Rabban Bar Sauma, l'autre Marco Polo oublié de l'histoire

Aujourd’hui, le marchand et explorateur vénitien Marco Polo est inscrit dans les pages de l’Histoire pour avoir ouvert l’Europe sur l’Extrême Orient au XIIIe siècle. Saviez-vous qu'à la même époque, un moine chrétien nestorien* empruntait le chemin inverse ? 

Parmi ces personnalités qui ont "fait" l'Histoire sans forcément y laisser leur nom dans les manuels, découvrez cette fois Rabban Bar Sauma.

Qui est Rabban Bar Sauma ?

Au début du XIIIe siècle, l’empire Monghol de Gengis Khan recouvre la totalité de la Mongolie actuelle, la Chine, le nord de l’Inde et tout le Moyen-Orient jusqu’aux portes de l’Europe.

Avec un nom syriaque, Rabban Bar Sauma est issu d’une tribu turco-mongole, celle des 'öngüt', installée à proximité de la Grande Muraille. Né dans l’actuel Pékin vers 1225, il devint prêtre de la ville. Plus tard, il renonce à son mariage pour mener une vie de moine nestorien et pratiquer un ascétisme sévère. Reclus dans une grotte au milieu de la montagne, Rabban Bar Sauma est rejoint par son élève, Markos ou Markus, 20 ans plus jeune que lui.

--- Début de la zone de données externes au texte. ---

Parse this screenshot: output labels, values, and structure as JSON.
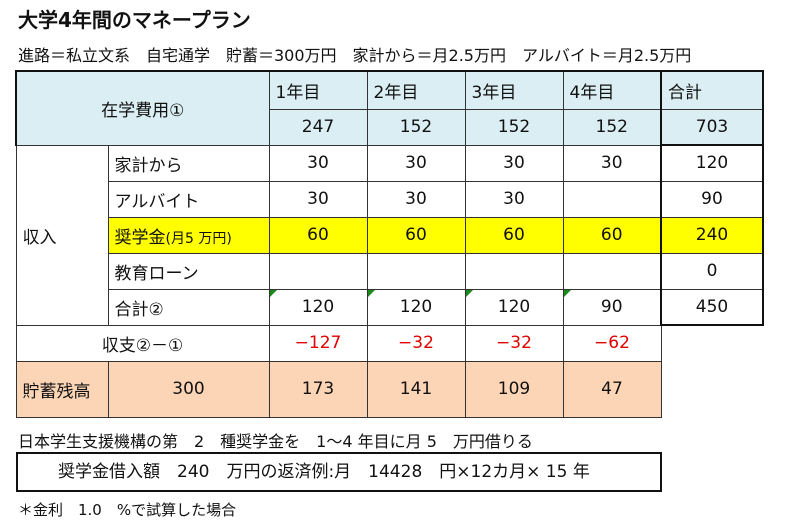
{
  "title": "大学4年間のマネープラン",
  "subtitle": "進路＝私立文系　自宅通学　貯蓄＝300万円　家計から＝月2.5万円　アルバイト＝月2.5万円",
  "table": {
    "header_label": "在学費用①",
    "years": [
      "1年目",
      "2年目",
      "3年目",
      "4年目"
    ],
    "total_label": "合計",
    "tuition": [
      "247",
      "152",
      "152",
      "152"
    ],
    "tuition_total": "703",
    "income_label": "収入",
    "income_rows": [
      {
        "label": "家計から",
        "values": [
          "30",
          "30",
          "30",
          "30"
        ],
        "total": "120"
      },
      {
        "label": "アルバイト",
        "values": [
          "30",
          "30",
          "30",
          ""
        ],
        "total": "90"
      },
      {
        "label": "奨学金",
        "label_suffix": "(月5 万円)",
        "values": [
          "60",
          "60",
          "60",
          "60"
        ],
        "total": "240"
      },
      {
        "label": "教育ローン",
        "values": [
          "",
          "",
          "",
          ""
        ],
        "total": "0"
      },
      {
        "label": "合計②",
        "values": [
          "120",
          "120",
          "120",
          "90"
        ],
        "total": "450"
      }
    ],
    "balance_label": "収支②－①",
    "balance": [
      "−127",
      "−32",
      "−32",
      "−62"
    ],
    "savings_label": "貯蓄残高",
    "savings_start": "300",
    "savings": [
      "173",
      "141",
      "109",
      "47"
    ]
  },
  "note1": "日本学生支援機構の第　2　種奨学金を　1～4 年目に月 5　万円借りる",
  "boxed_text": "奨学金借入額　240　万円の返済例:月　14428　円×12カ月× 15 年",
  "note2": "＊金利　1.0　%で試算した場合",
  "colors": {
    "header_bg": "#dbeef3",
    "highlight_bg": "#ffff00",
    "savings_bg": "#fbd5b5",
    "negative_text": "#e00000"
  }
}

Du pèlerin à l’ambassadeur chrétien

Désireux de mener un pèlerinage en Asie centrale, berceau du nestorianisme, les deux hommes d’Église prennent le départ avec, pour destination finale, Jérusalem. Leur périple s’avère plus difficile que prévu, à la croisée des montagnes, des steppes et des villes tantôt désertes, tantôt dévastées.

En raison des conflits entre Mongols et Mamelouks, une milice au service de souverains musulmans, les deux pèlerins sont bloqués à Bagdad.

Ces troubles leur barrent aussi le chemin inverse pour repartir en Chine. Entre-temps, Rabban Bar Sauma est nommé visiteur général - des fonctions qui le rapprochent de khan Arghoun, l’arrière-petit-fils de Gengis Khan.

À cette époque, Arghoun entendait s’allier aux chrétiens d’Occident pour s’en prendre aux Mamelouks et ainsi prendre Jérusalem. Dans cette idée et au vu de ses fonctions, le moine est désigné ambassadeur vers la Chrétienté.

À la conquête (pacifique) des souverains ouest-européens

C’est ainsi que Rabban Bar Sauma part à la rencontre de l’Europe, lui-même enthousiaste à l’idée de découvrir les sanctuaires, les églises et les reliques sacrées de cette terre inconnue.

En passant par Byzance, Naples, Rome, Gênes, Paris, Bordeaux, le moine croise la route de souverains européens notoires comme Charles II d’Anjou ou encore Philippe Le Bel, mais également celle d’un pape, Honorius IV. De retour à Rome à la fin de son périple, il sera d’ailleurs communié par le pape successeur, Nicolas IV.

Sa mission diplomatique demeure un échec puisqu’aucune alliance n’a pu être conclue avec les souverains européens, malgré son habileté rhétorique. L’année d’après, d’ailleurs, une autre délégation d’ambassadeurs échouera également à cette tentative.

Une figure d’ouverture sur le monde

Malgré cet échec, Rabban Bar Sauma pourrait se vanter aujourd’hui d’être un des premiers à avoir parcouru un tel chemin pour pousser les portes de cette partie inconnue du globe, au même moment où Marco Polo empruntait le chemin inverse.

Outre les nouveaux paysages, le moine put témoigner de l’existence d’autres cultures, d’autres manières de faire et de penser. À Gênes, par exemple, il découvre la possibilité de se passer d’un roi dans le cas d’un régime républicain. À Paris, aussi, il fut surpris par la présence de 30.000 étudiants.

* Les nestoriens sont les chrétiens qui suivent la pensée de Nestorius, patriarche de Constantinople (381-451). La doctrine du nestorianisme attribuait à Jésus-Christ une nature divine et une nature humaine.